I was blindfolded and chained to a chair. They beat me so long that I could barely walk. Mr. Monfared grabbed my chest so hard that I fainted of pain. One cannot imagine the horror until they actually experienced it.”
A journalist who spent some time behind bars with Rahele wrote about her:
Despite all the pain she had experienced in her childhood and being behind bars, she was always full of life and loved to learn. She wanted to go to school, learn English and computers. The joy of life was the first thing you saw in Rahele’s eyes. During the little time she had, she would go to the library and had read nearly all the books. This was what made Rahele different for me. Nine years have passed, but she is still in my heart.”

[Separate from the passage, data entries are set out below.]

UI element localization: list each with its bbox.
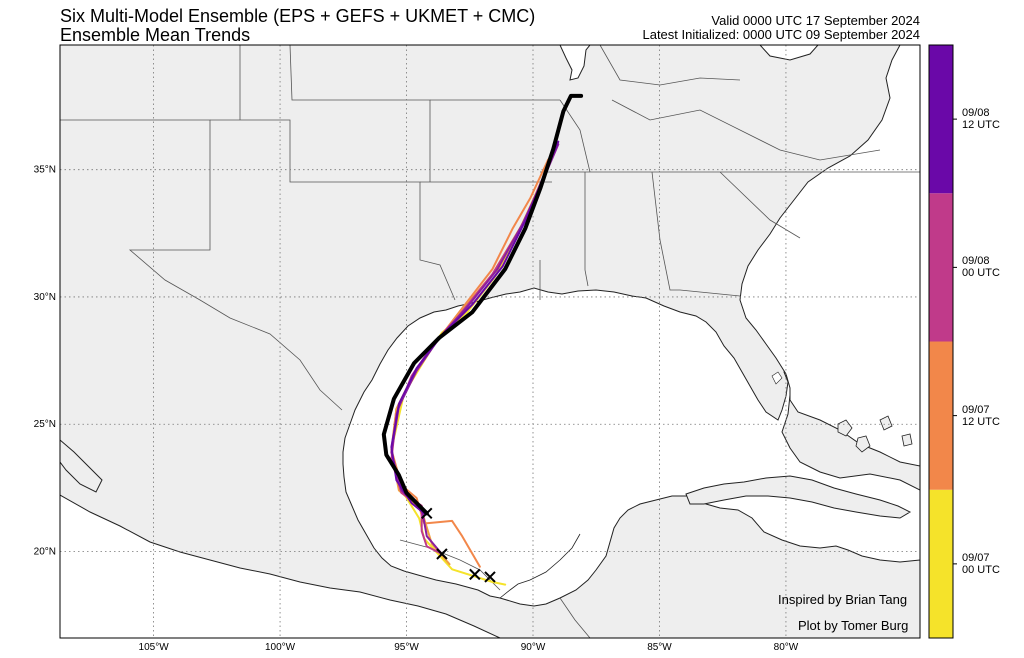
baja-california [60,439,103,493]
lon-tick-label: 100°W [265,642,296,653]
credit-inspired: Inspired by Brian Tang [778,592,908,607]
cuba [685,475,912,519]
bahamas [837,415,913,453]
genesis-x-marker [469,568,481,581]
map-title: Six Multi-Model Ensemble (EPS + GEFS + U… [60,6,536,26]
colorbar-label: 09/07 00 UTC [962,552,1000,576]
credit-plot: Plot by Tomer Burg [798,618,909,633]
lat-tick-label: 20°N [34,546,56,557]
lat-tick-label: 25°N [34,419,56,430]
valid-time: Valid 0000 UTC 17 September 2024 [711,13,920,28]
genesis-x-marker [436,548,448,560]
colorbar-label-time: 00 UTC [962,563,1000,576]
colorbar-segment [929,45,953,194]
colorbar [928,44,957,639]
colorbar-label-time: 12 UTC [962,119,1000,132]
great-lakes [559,45,819,81]
initialized-time: Latest Initialized: 0000 UTC 09 Septembe… [642,27,920,42]
lon-tick-label: 105°W [139,642,170,653]
colorbar-label: 09/08 00 UTC [962,255,1000,279]
ensemble-track-line [390,140,560,515]
colorbar-label-time: 00 UTC [962,267,1000,280]
lon-tick-label: 95°W [394,642,419,653]
political-borders [60,45,920,638]
lon-tick-label: 90°W [521,642,546,653]
genesis-x-marker [484,571,496,583]
colorbar-segment [929,193,953,342]
lat-tick-label: 35°N [34,165,56,176]
colorbar-frame [928,44,954,639]
colorbar-label: 09/07 12 UTC [962,404,1000,428]
campeche-coast [499,533,581,599]
latest-track-line [381,93,584,516]
map-frame [59,44,921,639]
colorbar-label-date: 09/08 [962,255,990,268]
colorbar-segment [929,489,953,638]
colorbar-label: 09/08 12 UTC [962,107,1000,131]
colorbar-label-time: 12 UTC [962,415,1000,428]
colorbar-label-date: 09/07 [962,403,990,416]
pacific-ocean [60,494,501,638]
lon-tick-label: 80°W [774,642,799,653]
lat-tick-label: 30°N [34,292,56,303]
map-subtitle: Ensemble Mean Trends [60,25,251,45]
atlantic-ocean [739,45,920,467]
lon-tick-label: 85°W [647,642,672,653]
colorbar-label-date: 09/08 [962,107,990,120]
colorbar-segment [929,341,953,490]
genesis-x-marker [421,507,433,519]
lake-okeechobee [771,371,783,385]
colorbar-label-date: 09/07 [962,551,990,564]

They say Rahele started using drugs time and again to relieve her of the pains, and time and again she quit to start life all over again.
During the short periods of furlough, she would try to contact me to provide news about events inside the prison. She would go to see the families of political prisoners and reassure them that their loved ones were okay. She had come to learn about human rights activities and sought to follow up on these matters. In prison she attempted to gather signatures for a million-signature petition. Rahele didn’t just think about herself. She liked to change the world around her.”
Was Rahele diagnosed with cancer early on?
No. There is no decent medical care or diagnosis in prison. Her cancer was most probably diagnosed at a very late stage, as she passed away soon afterwards. I know she also suffered from dialysis in her last days.”
Rahele is described as different from those in the prison ward.
All the inmates in that ward had common background. They were either human rights advocates or journalists. However, Rahele was from another world. She was a different person from a different atmosphere, with a different language. Maybe that’s why she has remained in the memory of so many.”
Rahele had spent 13 years behind bars and was released on bail in the summer of 2014. She was ordered to live under internal exile for two years in the city of Isfahan, in south-central Iran.
“I will become a new person,” she would say.
She always yearned for freedom. Many nights when she fell asleep dreaming about freedom. However, the cancer had spread and stole her last breath on February 17.
Unfortunately, Iran under the mullahs’ regime is riddled with such painful stories of women across this ancient land. Of those unjustly jailed, tortured and executed, those suffering with faces and bodies scarred with lifelong wounds of acid attacks, and the millions enduring enormous hardships through the course of 38 years of the mullahs’ atrocious and misogynist rule.
Humanity must pledge to bring an end to all the wrongs being imposed against women, especially in countries such as Iran. The 21st century is no place for such continuing atrocities.